Reservadamente, líderes partidários que estão na base de Lula afirmam que o Senado não quer liberar o montante de cerca de R$ 15 bilhões antes do pagamento de emendas represadas.

A ideia do governo e do centrão —articulada principalmente entre Lira e Rui Costa— era derrubar o veto parcialmente e recompor R$ 3,6 bilhões do total.

Um dos itens da pauta do Congresso é o veto do presidente à regra instituída na LDO (Lei de Diretrizes Orçamentárias) que cria um calendário para o pagamento das chamadas emendas impositivas —de pagamento obrigatório.

Nesta quarta, líderes da Câmara se reuniram ao menos duas vezes para definir se a sessão iria ocorrer ou não —em 2024, ainda não foi realizada nenhuma sessão do Congresso.

Lira afirmou que era favorável à realização da sessão dizendo que seria "muito ruim" se fosse adiada.

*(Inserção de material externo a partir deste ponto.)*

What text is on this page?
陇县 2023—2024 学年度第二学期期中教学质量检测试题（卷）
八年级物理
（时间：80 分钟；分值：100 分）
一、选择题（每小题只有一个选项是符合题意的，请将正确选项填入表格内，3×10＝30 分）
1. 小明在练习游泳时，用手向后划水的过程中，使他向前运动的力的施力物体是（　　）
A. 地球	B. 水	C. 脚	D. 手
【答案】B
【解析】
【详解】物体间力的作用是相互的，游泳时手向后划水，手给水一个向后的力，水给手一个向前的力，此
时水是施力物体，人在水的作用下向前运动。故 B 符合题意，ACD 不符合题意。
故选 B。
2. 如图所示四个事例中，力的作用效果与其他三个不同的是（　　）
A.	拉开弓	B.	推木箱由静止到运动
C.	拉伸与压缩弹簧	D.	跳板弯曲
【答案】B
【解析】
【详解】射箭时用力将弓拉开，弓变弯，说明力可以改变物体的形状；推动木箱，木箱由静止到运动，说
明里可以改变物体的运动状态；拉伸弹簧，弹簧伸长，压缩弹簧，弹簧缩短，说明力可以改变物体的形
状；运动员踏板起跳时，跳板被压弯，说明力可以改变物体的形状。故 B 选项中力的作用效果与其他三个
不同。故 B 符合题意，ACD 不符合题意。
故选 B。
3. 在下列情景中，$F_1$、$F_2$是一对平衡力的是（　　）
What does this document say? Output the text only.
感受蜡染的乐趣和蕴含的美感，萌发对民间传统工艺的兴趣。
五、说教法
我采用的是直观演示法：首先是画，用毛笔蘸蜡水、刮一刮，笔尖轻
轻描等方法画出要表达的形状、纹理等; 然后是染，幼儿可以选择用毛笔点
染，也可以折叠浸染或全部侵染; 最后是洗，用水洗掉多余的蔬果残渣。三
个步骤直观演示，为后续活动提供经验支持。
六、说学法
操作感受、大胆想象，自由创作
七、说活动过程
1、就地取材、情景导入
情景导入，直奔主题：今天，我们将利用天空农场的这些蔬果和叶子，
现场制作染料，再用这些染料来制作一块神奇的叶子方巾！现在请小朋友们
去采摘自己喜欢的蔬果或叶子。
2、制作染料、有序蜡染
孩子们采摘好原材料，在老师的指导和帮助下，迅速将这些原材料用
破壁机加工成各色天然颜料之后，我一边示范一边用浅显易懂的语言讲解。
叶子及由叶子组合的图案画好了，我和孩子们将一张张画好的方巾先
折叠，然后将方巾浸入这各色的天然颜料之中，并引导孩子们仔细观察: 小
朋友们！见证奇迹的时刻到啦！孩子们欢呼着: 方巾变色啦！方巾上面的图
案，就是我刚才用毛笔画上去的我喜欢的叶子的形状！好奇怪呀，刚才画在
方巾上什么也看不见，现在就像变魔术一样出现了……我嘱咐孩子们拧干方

"Penso que já houve tempo suficiente para que as bancadas maturassem sobre os vetos e para que o governo discutisse com os partidos. É melhor que nós resolvamos logo para que o governo, depois, em outras situações, não fique apertado com seu calendário de votações e de projetos que possam tramitar na Casa", disse.

Pela manhã, foi sugerida a realização da sessão para apreciar somente os vetos relacionados ao Orçamento e à LDO. Isso foi rechaçado pela oposição, que pressionava pela apreciação de outros vetos que estavam na pauta.

Além da oposição, bancadas de forte expressão no Congresso, como a ruralista e a da bala, pressionavam pela deliberação sobre esses temas. Está prevista a análise de vetos de matérias que tratam da Lei Orgânica Nacional das Polícias Civis, da Lei de Segurança Nacional, da flexibilização do registro de agrotóxicos e do que acaba com as saídas temporárias de presos, entre outros.

À tarde, Lira voltou a se reunir com líderes. No mesmo horário, Pacheco se reuniu com ministros e líderes do Senado. Procurado pelo Palácio do Planalto na terça, Pacheco havia sinalizado, segundo relatos, que o adiamento deveria ser uma decisão conjunta com a Câmara e, portanto, com o aval de Lira.